I am trying to run a regression where only some of the coefficients can be identified:
data = np.array([[2, 1, 1, 1], [1, 1, 1, 0]])
df = pd.DataFrame(data, columns=['y', 'x1', 'x2', 'x3'])
z = df.pop('y')
mod = sm.OLS(z, sm.add_constant(df))
Now, I have two outcomes, and the only variables that changes between the two observations is x3
. So, I would expect that (since I added a constant), the model would be unable to identify x1
or x2
, and would omit those.
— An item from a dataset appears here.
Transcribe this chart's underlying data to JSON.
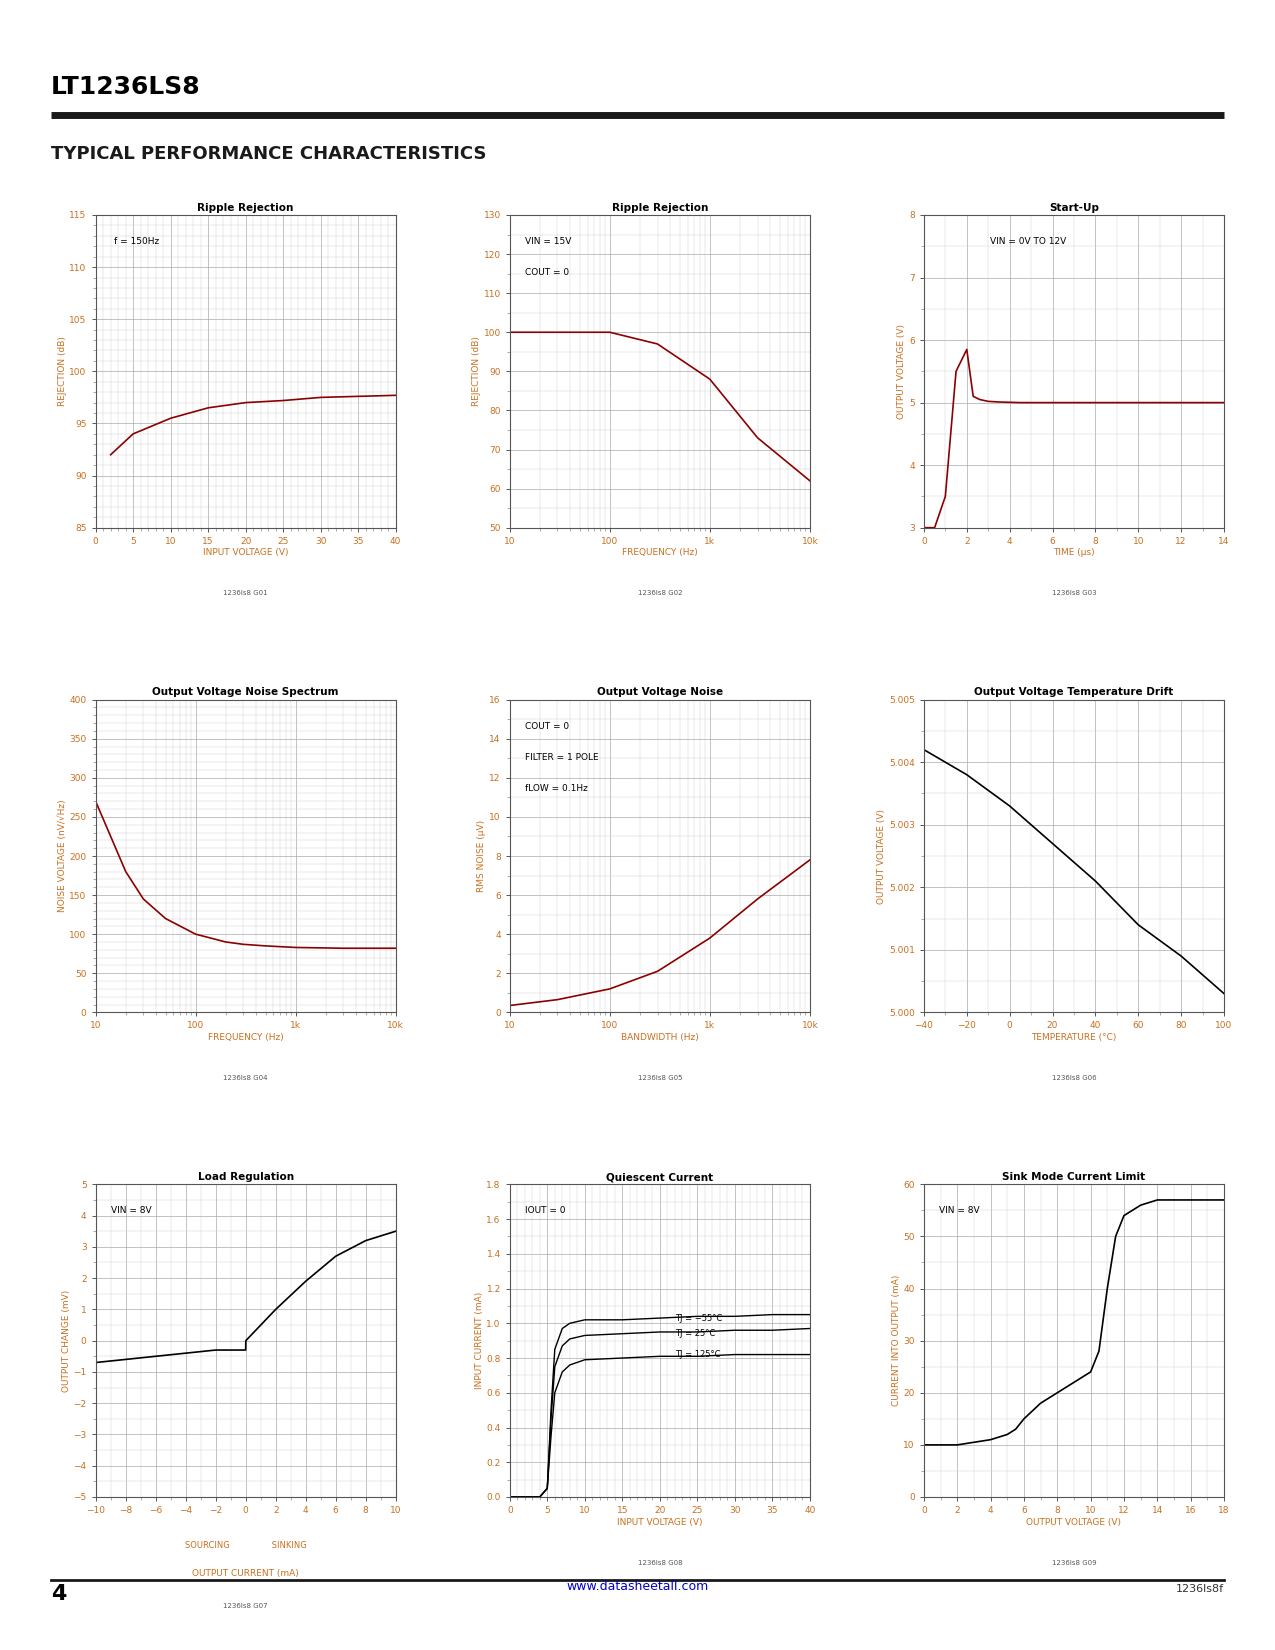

It should however give me a 1
for x3
, since the presence of that effect increases y
by one.
Stata does exactly give me this outcome, and it reminds me that it cannot estimate a standard error on the coefficient for x3
. statsmodels
, on the other hand...
res = mod.fit()
res.summary()
OLS Regression Results
==============================================================================
Dep. Variable: y R-squared: 1.000
Model: OLS Adj. R-squared: nan
Method: Least Squares F-statistic: nan
Date: Sun, 30 Aug 2020 Prob (F-statistic): nan
Time: 14:28:28 Log-Likelihood: 66.947
No. Observations: 2 AIC: -129.9
Df Residuals: 0 BIC: -132.5
Df Model: 1
Covariance Type: nonrobust
==============================================================================
coef std err t P>|t| [0.025 0.975]
------------------------------------------------------------------------------
x1 0.5000 inf 0 nan nan nan
x2 0.5000 inf 0 nan nan nan
x3 1.0000 inf 0 nan nan nan
==============================================================================
Omnibus: nan Durbin-Watson: 0.200
Prob(Omnibus): nan Jarque-Bera (JB): 0.333
Skew: 0.000 Prob(JB): 0.846
Kurtosis: 1.000 Cond. No. 3.23
==============================================================================
Warnings:
[1] Standard Errors assume that the covariance matrix of the errors is correctly specified.
[2] The input rank is higher than the number of observations.
"""
What is happening here? And how can I get my expected output?